FENTANYL AND THE EXTRADURAL SIEVE Sir,—Dr Tehan's report [1] prompts us to describe a similar event. A 35-yr-old primipara presented at term in spontaneous labour. She had previously undergone excision of a small subserous uterine myoma, but was not felt to have decreased uterine integrity as a result. After 8 h of effective contractions, she had reached 4 cm of cervical dilatation. An extradural catheter was
placed at the L2-3 interspace, and good analgesia obtained with 0.25% bupivacaine 9 ml and fentanyl 100 ug. A continuous infusion of 0.2 % bupivacaine with fentanyl 2 ug ml"1 at 9 ml h"1 was commenced and provided good analgesia for the next 8 h. Fourteen hours into labour, the fetal heart rate began to show intermittent late decelerations and lack of baseline variability. The infant was delivered by urgent Caesarean section. At no time after placement of the extradural did the mother experience breakthrough pain.

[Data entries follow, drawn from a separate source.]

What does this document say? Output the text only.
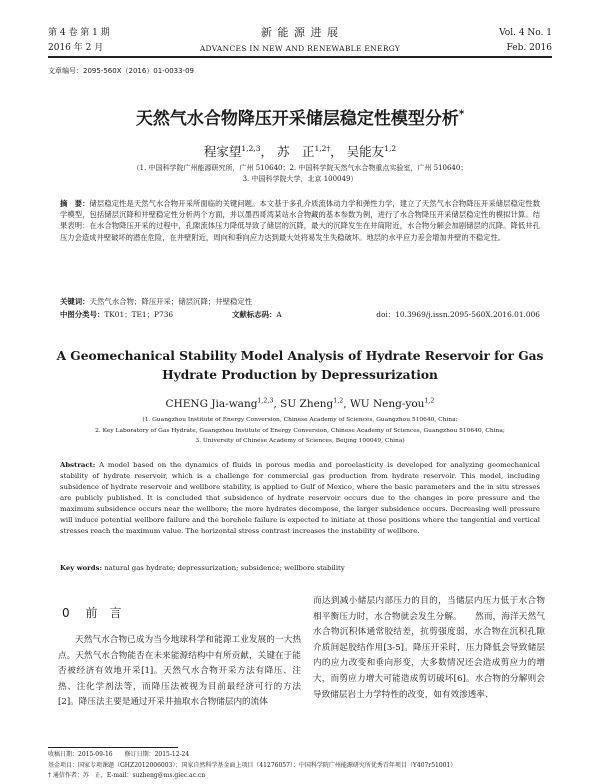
第 4 卷 第 1 期
2016 年 2 月
新 能 源 进 展
ADVANCES IN NEW AND RENEWABLE ENERGY
Vol. 4 No. 1
Feb. 2016
文章编号：2095-560X（2016）01-0033-09
天然气水合物降压开采储层稳定性模型分析*
程家望$^{1,2,3}$， 苏　正$^{1,2\dagger}$， 吴能友$^{1,2}$
（1. 中国科学院广州能源研究所，广州 510640；2. 中国科学院天然气水合物重点实验室，广州 510640；
3. 中国科学院大学，北京 100049）
摘　要：储层稳定性是天然气水合物开采所面临的关键问题。本文基于多孔介质流体动力学和弹性力学，建立了天然气水合物降压开采储层稳定性数学模型，包括储层沉降和井壁稳定性分析两个方面，并以墨西哥湾某站水合物藏的基本参数为例，进行了水合物降压开采储层稳定性的模拟计算。结果表明：在水合物降压开采的过程中，孔隙流体压力降低导致了储层的沉降，最大的沉降发生在井筒附近，水合物分解会加剧储层的沉降。降低井孔压力会造成井壁破坏的潜在危险，在井壁附近，周向和垂向应力达到最大处将易发生失稳破坏。地层的水平应力差会增加井壁的不稳定性。
关键词：天然气水合物；降压开采；储层沉降；井壁稳定性
中图分类号：TK01；TE1；P736	文献标志码：A	doi：10.3969/j.issn.2095-560X.2016.01.006
A Geomechanical Stability Model Analysis of Hydrate Reservoir for Gas
Hydrate Production by Depressurization
CHENG Jia-wang$^{1,2,3}$, SU Zheng$^{1,2}$, WU Neng-you$^{1,2}$
(1. Guangzhou Institute of Energy Conversion, Chinese Academy of Sciences, Guangzhou 510640, China;
2. Key Laboratory of Gas Hydrate, Guangzhou Institute of Energy Conversion, Chinese Academy of Sciences, Guangzhou 510640, China;
3. University of Chinese Academy of Sciences, Beijing 100049, China)
Abstract: A model based on the dynamics of fluids in porous media and poroelasticity is developed for analyzing geomechanical stability of hydrate reservoir, which is a challenge for commercial gas production from hydrate reservoir. This model, including subsidence of hydrate reservoir and wellbore stability, is applied to Gulf of Mexico, where the basic parameters and the in situ stresses are publicly published. It is concluded that subsidence of hydrate reservoir occurs due to the changes in pore pressure and the maximum subsidence occurs near the wellbore; the more hydrates decompose, the larger subsidence occurs. Decreasing well pressure will induce potential wellbore failure and the borehole failure is expected to initiate at those positions where the tangential and vertical stresses reach the maximum value. The horizontal stress contrast increases the instability of wellbore.
Key words: natural gas hydrate; depressurization; subsidence; wellbore stability
0 前　言
天然气水合物已成为当今地球科学和能源工业发展的一大热点。天然气水合物能否在未来能源结构中有所贡献，关键在于能否被经济有效地开采[1]。天然气水合物开采方法有降压、注热、注化学剂法等，而降压法被视为目前最经济可行的方法[2]。降压法主要是通过开采井抽取水合物储层内的流体
而达到减小储层内部压力的目的，当储层内压力低于水合物相平衡压力时，水合物就会发生分解。　　然而，海洋天然气水合物沉积体通常胶结差，抗剪强度弱，水合物在沉积孔隙介质间起胶结作用[3-5]。降压开采时，压力降低会导致储层内的应力改变和垂向形变，大多数情况还会造成剪应力的增大，而剪应力增大可能造成剪切破坏[6]。水合物的分解则会导致储层岩土力学特性的改变，如有效渗透率、
收稿日期：2015-09-16　　修订日期：2015-12-24
基金项目：国家专项课题（GHZ2012006003）；国家自然科学基金面上项目（41276057）；中国科学院广州能源研究所优秀青年项目（Y407r51001）
† 通信作者：苏　正，E-mail：suzheng@ms.giec.ac.cn
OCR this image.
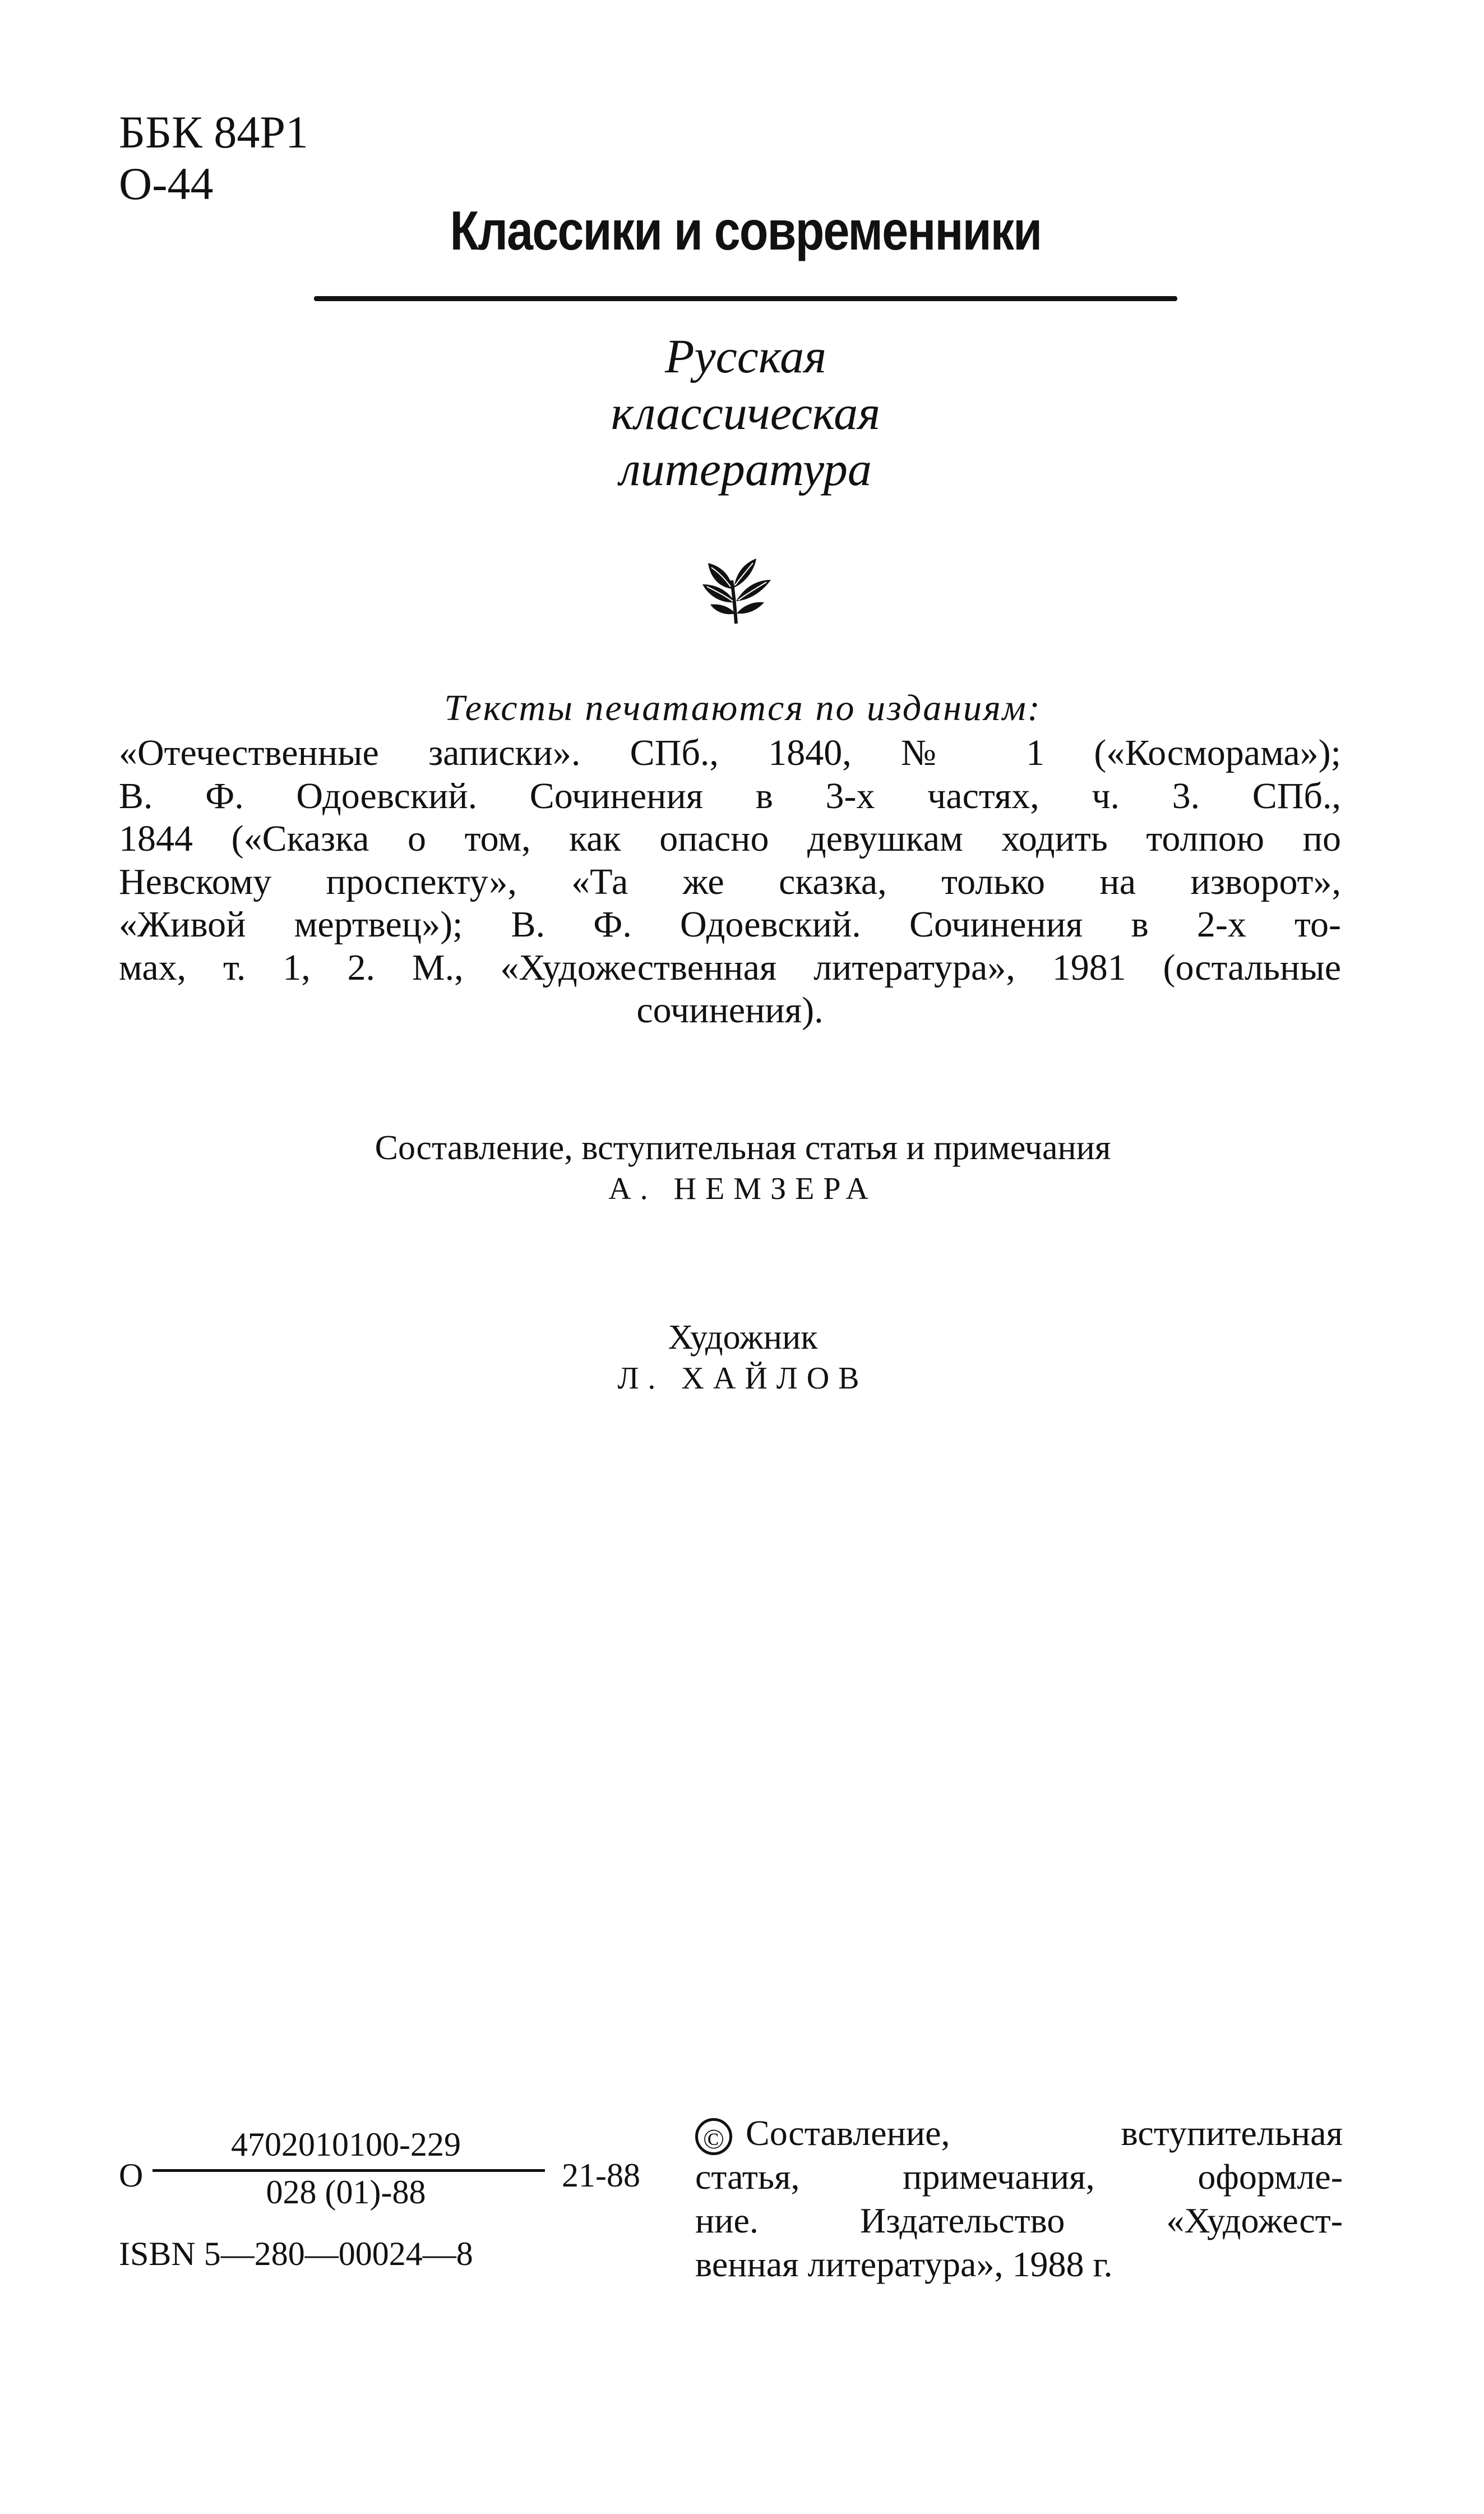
ББК 84Р1
О-44
Классики и современники
Русская
классическая
литература
Тексты печатаются по изданиям:
«Отечественные записки». СПб., 1840, № 1 («Косморама»);
В. Ф. Одоевский. Сочинения в 3-х частях, ч. 3. СПб.,
1844 («Сказка о том, как опасно девушкам ходить толпою по
Невскому проспекту», «Та же сказка, только на изворот»,
«Живой мертвец»); В. Ф. Одоевский. Сочинения в 2-х то-
мах, т. 1, 2. М., «Художественная литература», 1981 (остальные
сочинения).
Составление, вступительная статья и примечания
А. НЕМЗЕРА
Художник
Л. ХАЙЛОВ
О
4702010100-229
028 (01)-88	21-88
ISBN 5—280—00024—8
© Составление, вступительная
статья, примечания, оформле-
ние. Издательство «Художест-
венная литература», 1988 г.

At laparotomy, a complete placental abruption and rupture of the uterus into the left broad ligament were found. The extent to which the opioid component of this patient's extradural analgesia masked the clinical signs of the uterine rupture and placental abruption is a matter for speculation. Our patient received extradural fentanyl from the outset, and we were thus unable to demonstrate any "extradural sieve" that might have been present. We agree that the safety of extradural opioids in labouring patients with a scarred uterus would provide an interesting subject for further study. o. ixASHIQ L. J. HUSTON
University of Alberta Hospitals Edmonton, Alberta, Canada 1. Tehan B. Abolition of the extradural sieve by addition of fentanyl to extradural bupivacaine. British Journal of Anaesthesia 1992; 69: 520-521.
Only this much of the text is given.